Cumpre apreciar e decidir.
II. Fundamentação
1. O Tribunal Central Administrativo Sul recusou, com fundamento em
inconstitucionalidade, a aplicação do artigo 24º do Decreto-Lei nº 380/89, de 27
de Outubro, por violação do disposto nos artigos 13º, 18º, nº 3, e 63º, nºs 1, 3
e 4, da Constituição da República Portuguesa (CRP).

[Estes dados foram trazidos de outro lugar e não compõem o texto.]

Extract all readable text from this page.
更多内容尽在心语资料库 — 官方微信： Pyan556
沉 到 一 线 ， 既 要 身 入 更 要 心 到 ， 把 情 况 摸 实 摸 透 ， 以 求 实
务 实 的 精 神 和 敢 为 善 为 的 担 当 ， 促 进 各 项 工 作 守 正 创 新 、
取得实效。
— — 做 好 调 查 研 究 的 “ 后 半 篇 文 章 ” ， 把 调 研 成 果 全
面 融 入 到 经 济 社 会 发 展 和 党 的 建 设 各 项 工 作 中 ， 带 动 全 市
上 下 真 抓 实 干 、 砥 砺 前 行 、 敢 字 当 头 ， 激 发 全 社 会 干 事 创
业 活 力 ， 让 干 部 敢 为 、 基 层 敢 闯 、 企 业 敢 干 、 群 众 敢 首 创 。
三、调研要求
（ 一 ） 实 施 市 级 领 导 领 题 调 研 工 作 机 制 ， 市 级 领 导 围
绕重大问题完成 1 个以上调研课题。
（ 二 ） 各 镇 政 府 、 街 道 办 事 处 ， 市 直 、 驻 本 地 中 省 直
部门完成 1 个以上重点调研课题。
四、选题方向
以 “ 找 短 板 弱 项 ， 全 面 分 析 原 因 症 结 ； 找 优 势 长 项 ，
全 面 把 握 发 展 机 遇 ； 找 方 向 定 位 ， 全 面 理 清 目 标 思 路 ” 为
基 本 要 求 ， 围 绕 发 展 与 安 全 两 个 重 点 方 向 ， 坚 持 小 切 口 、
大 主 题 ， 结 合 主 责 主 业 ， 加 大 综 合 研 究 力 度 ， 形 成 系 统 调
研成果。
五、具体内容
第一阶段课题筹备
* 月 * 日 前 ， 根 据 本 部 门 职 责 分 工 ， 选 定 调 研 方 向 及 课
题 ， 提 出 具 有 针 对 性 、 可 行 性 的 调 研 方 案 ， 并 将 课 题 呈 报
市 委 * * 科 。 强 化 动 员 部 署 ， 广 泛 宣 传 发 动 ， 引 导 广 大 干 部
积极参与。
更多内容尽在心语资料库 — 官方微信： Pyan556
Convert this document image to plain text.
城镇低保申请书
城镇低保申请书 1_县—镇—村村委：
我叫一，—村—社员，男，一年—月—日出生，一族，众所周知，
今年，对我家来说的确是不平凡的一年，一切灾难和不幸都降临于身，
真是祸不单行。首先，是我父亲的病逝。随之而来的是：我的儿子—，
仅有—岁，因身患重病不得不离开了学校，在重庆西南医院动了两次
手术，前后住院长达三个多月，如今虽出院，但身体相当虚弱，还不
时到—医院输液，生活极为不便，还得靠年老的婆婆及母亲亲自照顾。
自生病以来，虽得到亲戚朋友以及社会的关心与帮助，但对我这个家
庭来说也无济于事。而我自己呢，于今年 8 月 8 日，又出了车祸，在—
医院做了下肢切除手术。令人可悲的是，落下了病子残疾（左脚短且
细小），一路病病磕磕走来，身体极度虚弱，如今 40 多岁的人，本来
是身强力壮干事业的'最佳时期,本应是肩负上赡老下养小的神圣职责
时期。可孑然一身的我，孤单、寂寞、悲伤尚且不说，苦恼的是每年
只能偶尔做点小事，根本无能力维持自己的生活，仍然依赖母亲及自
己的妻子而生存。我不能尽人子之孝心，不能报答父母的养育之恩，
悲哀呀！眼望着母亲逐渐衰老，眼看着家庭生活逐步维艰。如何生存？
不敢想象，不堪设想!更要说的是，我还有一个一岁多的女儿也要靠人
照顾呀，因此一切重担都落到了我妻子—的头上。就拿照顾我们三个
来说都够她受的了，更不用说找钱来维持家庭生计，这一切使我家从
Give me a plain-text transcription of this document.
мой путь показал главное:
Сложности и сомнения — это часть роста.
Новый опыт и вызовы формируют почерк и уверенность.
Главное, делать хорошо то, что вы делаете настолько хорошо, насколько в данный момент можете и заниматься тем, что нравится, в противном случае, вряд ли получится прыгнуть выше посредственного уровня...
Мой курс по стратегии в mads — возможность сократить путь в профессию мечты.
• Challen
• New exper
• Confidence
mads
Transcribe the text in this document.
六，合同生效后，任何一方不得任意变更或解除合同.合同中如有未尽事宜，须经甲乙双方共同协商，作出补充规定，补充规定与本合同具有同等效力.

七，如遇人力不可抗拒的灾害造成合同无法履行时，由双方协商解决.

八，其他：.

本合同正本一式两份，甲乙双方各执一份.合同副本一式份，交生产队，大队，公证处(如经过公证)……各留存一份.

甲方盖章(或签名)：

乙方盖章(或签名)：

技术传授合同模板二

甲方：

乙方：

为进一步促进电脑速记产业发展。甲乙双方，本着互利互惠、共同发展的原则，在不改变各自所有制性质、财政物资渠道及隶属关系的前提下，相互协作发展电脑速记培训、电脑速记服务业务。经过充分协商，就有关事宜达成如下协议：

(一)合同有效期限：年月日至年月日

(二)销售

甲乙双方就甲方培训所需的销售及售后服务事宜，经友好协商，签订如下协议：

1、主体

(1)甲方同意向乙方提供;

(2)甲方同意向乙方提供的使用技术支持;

O artigo cuja aplicação foi recusada tem a seguinte redacção:
«Artigo 24º
Vigência
O presente diploma entra em vigor em 1 de Dezembro de 1989 e caduca passados
cinco anos sobre essa data».
2. A disposição legal acabada de transcrever insere-se no diploma que permite o
pagamento retroactivo de contribuições para a Segurança Social, segundo uma
modalidade que apresenta “natureza bastante extraordinária e conjuntural”, que
se caracteriza “pelo facto de as contribuições nunca terem sido devidas, mas a
lei ter aceitado o pagamento como se o tivessem sido” (Ilídio das Neves, Direito
da Segurança Social – Princípios fundamentais numa análise prospectiva, Coimbra
Editora, 1996, p. 438).
No âmbito da avaliação da experiência de aplicação do Decreto-Lei nº 259/77, de
26 de Dezembro, e do Decreto-Lei nº 124/84, de 18 de Abril, verificou-se que o
sistema de segurança social não enquadrava as “situações de trabalhadores que
haviam exercido actividade profissional nos antigos territórios ultramarinos, em
que não chegaram a vigorar regimes de segurança social, excepto em sectores
restritos das ex-colónias”, o que “determinou a necessidade de proceder à
modificação do regime de pagamento retroactivo de contribuições, ao alargamento
do seu âmbito de aplicação e ao aperfeiçoamento dos procedimentos a cumprir
pelos interessados” (cf. Exposição de motivos do Decreto-Lei nº 380/89).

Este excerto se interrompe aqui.